Not including the final play of the first half this week, the Bears only had three of their 10 drives end without gaining a first down, the last of which forced the Cardinals to take all three timeouts in an attempt to salvage the game.
Simply put, the Bears had a number of drives Sunday where they were moving the ball but a young quarterback just failed to get them over the hump. One 47-yard drive ended in a missed field goal after a sack that Trubisky knows he cannot take.
Another promising drive was stalled after a chop block was called on Eric Kush and put the Bears in a very difficult first-and-25 situation.
Another encouraging sign is how the Bears have controlled the ball.
- Week 1: 33:26
- Week 2: 34:24
- Week 3: 36:21
Truly bad offenses are not able to control the ball for that long.
We have seen it in years past far too often when a bad offense leaves a good defense vulnerable by constantly losing the time of possession battle.

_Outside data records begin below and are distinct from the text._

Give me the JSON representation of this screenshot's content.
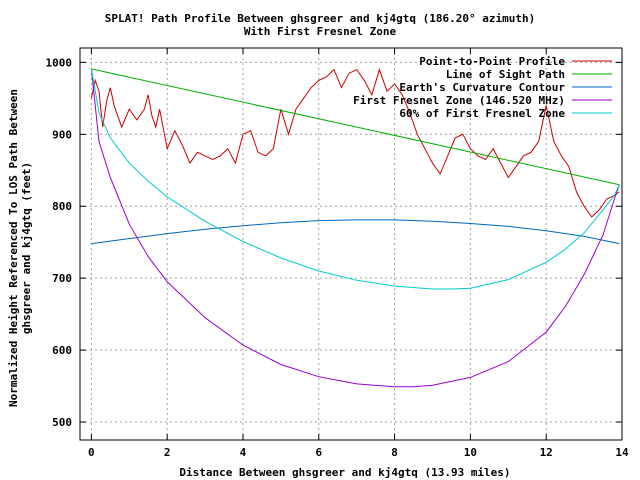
{
  "chart_data": {
    "type": "line",
    "title": "SPLAT! Path Profile Between ghsgreer and kj4gtq (186.20° azimuth)",
    "subtitle": "With First Fresnel Zone",
    "xlabel": "Distance Between ghsgreer and kj4gtq (13.93 miles)",
    "ylabel_line1": "Normalized Height Referenced To LOS Path Between",
    "ylabel_line2": "ghsgreer and kj4gtq (feet)",
    "xlim": [
      -0.3,
      14
    ],
    "ylim": [
      475,
      1020
    ],
    "x_ticks": [
      0,
      2,
      4,
      6,
      8,
      10,
      12,
      14
    ],
    "y_ticks": [
      500,
      600,
      700,
      800,
      900,
      1000
    ],
    "grid": true,
    "legend_position": "top-right",
    "series": [
      {
        "name": "Point-to-Point Profile",
        "color": "#cc0000",
        "x": [
          0,
          0.1,
          0.2,
          0.3,
          0.4,
          0.5,
          0.6,
          0.8,
          1.0,
          1.2,
          1.4,
          1.5,
          1.6,
          1.7,
          1.8,
          2.0,
          2.2,
          2.4,
          2.6,
          2.8,
          3.0,
          3.2,
          3.4,
          3.6,
          3.8,
          4.0,
          4.2,
          4.4,
          4.6,
          4.8,
          5.0,
          5.2,
          5.4,
          5.6,
          5.8,
          6.0,
          6.2,
          6.4,
          6.6,
          6.8,
          7.0,
          7.2,
          7.4,
          7.6,
          7.8,
          8.0,
          8.2,
          8.4,
          8.6,
          8.8,
          9.0,
          9.2,
          9.4,
          9.6,
          9.8,
          10.0,
          10.2,
          10.4,
          10.6,
          10.8,
          11.0,
          11.2,
          11.4,
          11.6,
          11.8,
          12.0,
          12.2,
          12.4,
          12.6,
          12.8,
          13.0,
          13.2,
          13.4,
          13.6,
          13.8,
          13.93
        ],
        "values": [
          950,
          975,
          960,
          910,
          945,
          965,
          940,
          910,
          935,
          920,
          935,
          955,
          925,
          910,
          935,
          880,
          905,
          885,
          860,
          875,
          870,
          865,
          870,
          880,
          860,
          900,
          905,
          875,
          870,
          880,
          935,
          900,
          935,
          950,
          965,
          975,
          980,
          990,
          965,
          985,
          990,
          975,
          955,
          990,
          960,
          970,
          955,
          930,
          900,
          880,
          860,
          845,
          870,
          895,
          900,
          880,
          870,
          865,
          880,
          860,
          840,
          855,
          870,
          875,
          890,
          940,
          890,
          870,
          855,
          820,
          800,
          785,
          795,
          810,
          815,
          820
        ]
      },
      {
        "name": "Line of Sight Path",
        "color": "#00b000",
        "x": [
          0,
          13.93
        ],
        "values": [
          991,
          830
        ]
      },
      {
        "name": "Earth's Curvature Contour",
        "color": "#0066bb",
        "x": [
          0,
          1,
          2,
          3,
          4,
          5,
          6,
          7,
          8,
          9,
          10,
          11,
          12,
          13,
          13.93
        ],
        "values": [
          748,
          755,
          762,
          768,
          773,
          777,
          780,
          781,
          781,
          779,
          776,
          772,
          766,
          758,
          748
        ]
      },
      {
        "name": "First Fresnel Zone (146.520 MHz)",
        "color": "#9900cc",
        "x": [
          0,
          0.2,
          0.5,
          1,
          1.5,
          2,
          3,
          4,
          5,
          6,
          7,
          8,
          8.5,
          9,
          10,
          11,
          12,
          12.5,
          13,
          13.5,
          13.8,
          13.93
        ],
        "values": [
          991,
          890,
          840,
          775,
          730,
          695,
          645,
          607,
          580,
          563,
          553,
          549,
          549,
          551,
          562,
          584,
          625,
          660,
          705,
          760,
          810,
          830
        ]
      },
      {
        "name": "60% of First Fresnel Zone",
        "color": "#00cccc",
        "x": [
          0,
          0.2,
          0.5,
          1,
          1.5,
          2,
          3,
          4,
          5,
          6,
          7,
          8,
          9,
          9.5,
          10,
          11,
          12,
          12.5,
          13,
          13.5,
          13.8,
          13.93
        ],
        "values": [
          991,
          930,
          895,
          860,
          835,
          813,
          779,
          751,
          728,
          710,
          697,
          689,
          685,
          685,
          686,
          698,
          722,
          740,
          763,
          795,
          815,
          830
        ]
      }
    ]
  }
}
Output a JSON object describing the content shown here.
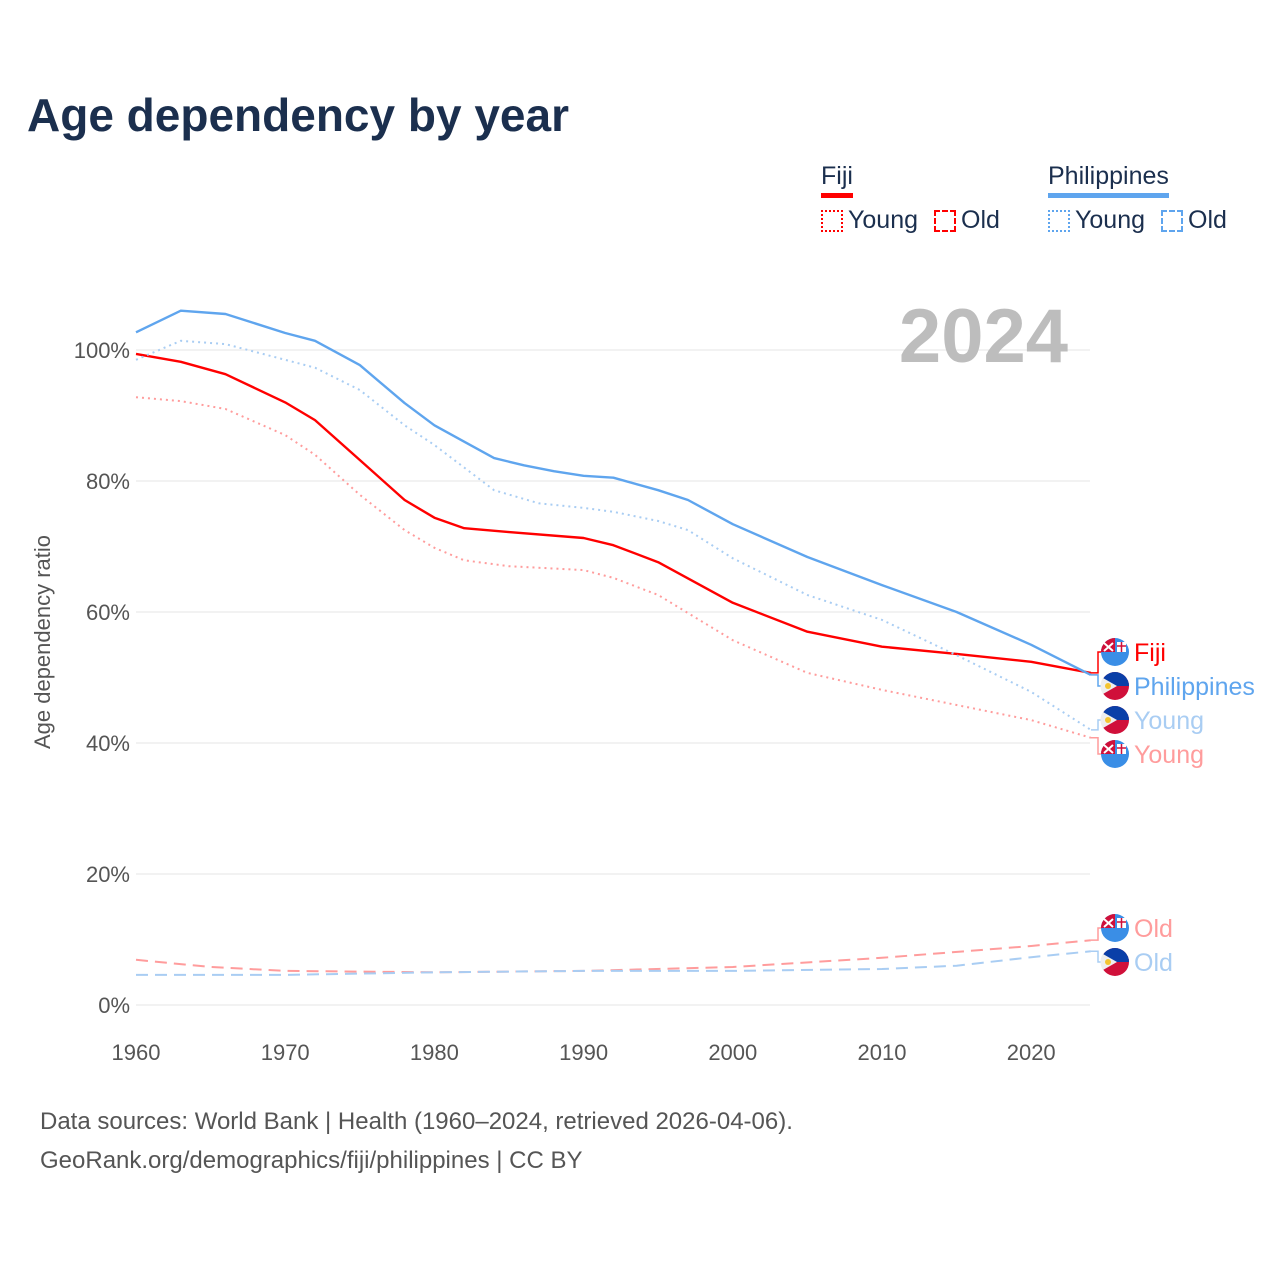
{
  "title": "Age dependency by year",
  "legend": {
    "groups": [
      {
        "name": "Fiji",
        "color": "#ff0000",
        "items": [
          "Young",
          "Old"
        ]
      },
      {
        "name": "Philippines",
        "color": "#5fa5ee",
        "items": [
          "Young",
          "Old"
        ]
      }
    ]
  },
  "year_badge": "2024",
  "source_line1": "Data sources: World Bank | Health (1960–2024, retrieved 2026-04-06).",
  "source_line2": "GeoRank.org/demographics/fiji/philippines | CC BY",
  "chart_data": {
    "type": "line",
    "title": "Age dependency by year",
    "xlabel": "",
    "ylabel": "Age dependency ratio",
    "xlim": [
      1960,
      2024
    ],
    "ylim": [
      0,
      110
    ],
    "x_ticks": [
      "1960",
      "1970",
      "1980",
      "1990",
      "2000",
      "2010",
      "2020"
    ],
    "y_ticks": [
      "0%",
      "20%",
      "40%",
      "60%",
      "80%",
      "100%"
    ],
    "grid": true,
    "series": [
      {
        "name": "Fiji",
        "label": "Fiji",
        "country": "fiji",
        "style": "solid",
        "color": "#ff0000",
        "x": [
          1960,
          1963,
          1966,
          1970,
          1972,
          1975,
          1978,
          1980,
          1982,
          1985,
          1990,
          1992,
          1995,
          2000,
          2005,
          2010,
          2015,
          2020,
          2024
        ],
        "values": [
          99.4,
          98.2,
          96.3,
          92,
          89.3,
          83.2,
          77.1,
          74.4,
          72.8,
          72.2,
          71.3,
          70.2,
          67.6,
          61.4,
          57,
          54.7,
          53.6,
          52.4,
          50.7
        ]
      },
      {
        "name": "Philippines",
        "label": "Philippines",
        "country": "philippines",
        "style": "solid",
        "color": "#5fa5ee",
        "x": [
          1960,
          1963,
          1966,
          1970,
          1972,
          1975,
          1978,
          1980,
          1982,
          1984,
          1986,
          1988,
          1990,
          1992,
          1995,
          1997,
          2000,
          2005,
          2010,
          2015,
          2020,
          2024
        ],
        "values": [
          102.7,
          106,
          105.5,
          102.6,
          101.4,
          97.7,
          91.9,
          88.5,
          86,
          83.5,
          82.4,
          81.5,
          80.8,
          80.5,
          78.6,
          77.1,
          73.4,
          68.4,
          64.1,
          60,
          55,
          50.4
        ]
      },
      {
        "name": "Philippines Young",
        "label": "Young",
        "country": "philippines",
        "style": "dotted",
        "color": "#a9cdf3",
        "x": [
          1960,
          1963,
          1966,
          1970,
          1972,
          1975,
          1978,
          1980,
          1984,
          1987,
          1990,
          1992,
          1995,
          1997,
          2000,
          2005,
          2010,
          2015,
          2020,
          2024
        ],
        "values": [
          98.5,
          101.4,
          100.9,
          98.5,
          97.3,
          93.9,
          88.5,
          85.5,
          78.6,
          76.6,
          75.9,
          75.3,
          73.9,
          72.5,
          68.2,
          62.6,
          58.8,
          53.4,
          47.8,
          42
        ]
      },
      {
        "name": "Fiji Young",
        "label": "Young",
        "country": "fiji",
        "style": "dotted",
        "color": "#ff9c9c",
        "x": [
          1960,
          1963,
          1966,
          1970,
          1972,
          1975,
          1978,
          1980,
          1982,
          1985,
          1990,
          1992,
          1995,
          2000,
          2005,
          2010,
          2015,
          2020,
          2024
        ],
        "values": [
          92.8,
          92.2,
          91,
          87,
          84,
          77.9,
          72.5,
          69.8,
          67.9,
          67,
          66.4,
          65.2,
          62.6,
          55.7,
          50.7,
          48.1,
          45.8,
          43.5,
          40.8
        ]
      },
      {
        "name": "Fiji Old",
        "label": "Old",
        "country": "fiji",
        "style": "dashed",
        "color": "#ff9c9c",
        "x": [
          1960,
          1965,
          1970,
          1980,
          1990,
          2000,
          2010,
          2020,
          2024
        ],
        "values": [
          6.9,
          5.8,
          5.2,
          5.0,
          5.2,
          5.8,
          7.2,
          9.0,
          9.9
        ]
      },
      {
        "name": "Philippines Old",
        "label": "Old",
        "country": "philippines",
        "style": "dashed",
        "color": "#a9cdf3",
        "x": [
          1960,
          1970,
          1980,
          1990,
          2000,
          2010,
          2015,
          2020,
          2024
        ],
        "values": [
          4.6,
          4.6,
          5.0,
          5.2,
          5.2,
          5.5,
          6.0,
          7.3,
          8.2
        ]
      }
    ]
  }
}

This is where complementary football really comes into play.
I maintain that the 2018 Chicago Bears offense is not necessarily a bad offense but rather a young, inexperienced offense that has failed to mesh at this point in the season.
By no means has Trubisky been good enough to fulfill Bears fans’ expectations but his own head coach, who has had struggles of his own he must learn from, has been incessant that this process will take time.
Both Trubisky and Nagy deserve time to get this right.
Check this out: In Alex Smith’s first year in the same system, he had a game where he was 14 of 31 for 128 yards with zero touchdowns against a 4-12 Oakland Raiders defense that was not very good. That was also Smith’s eighth year in the NFL … not his second.
Week 3 in the NFC North proved that no win should ever be taken for granted. The Minnesota Vikings were 17-point favorites and were utterly demolished by the Bills who looked horrible the first two weeks.
Green Bay who was two-point road favorites against the Redskins, struggled all day and lost by two touchdowns.
The Lions, who had looked dreadful, came out on Sunday night and held the Patriots to 209 total yards.
After a short week and roughly a 1,440-mile flight, the Bears came out flat. But instead of what happened against the Buccaneers in 201,7 the Bears bounced back and won a game they in which they looked awful early on.
When was the last time that happened?
An ugly win counts all the same and it just buys another week for Nagy, Trubisky, and the offense to get on the same page. Oh and this week they get to do it while in first place!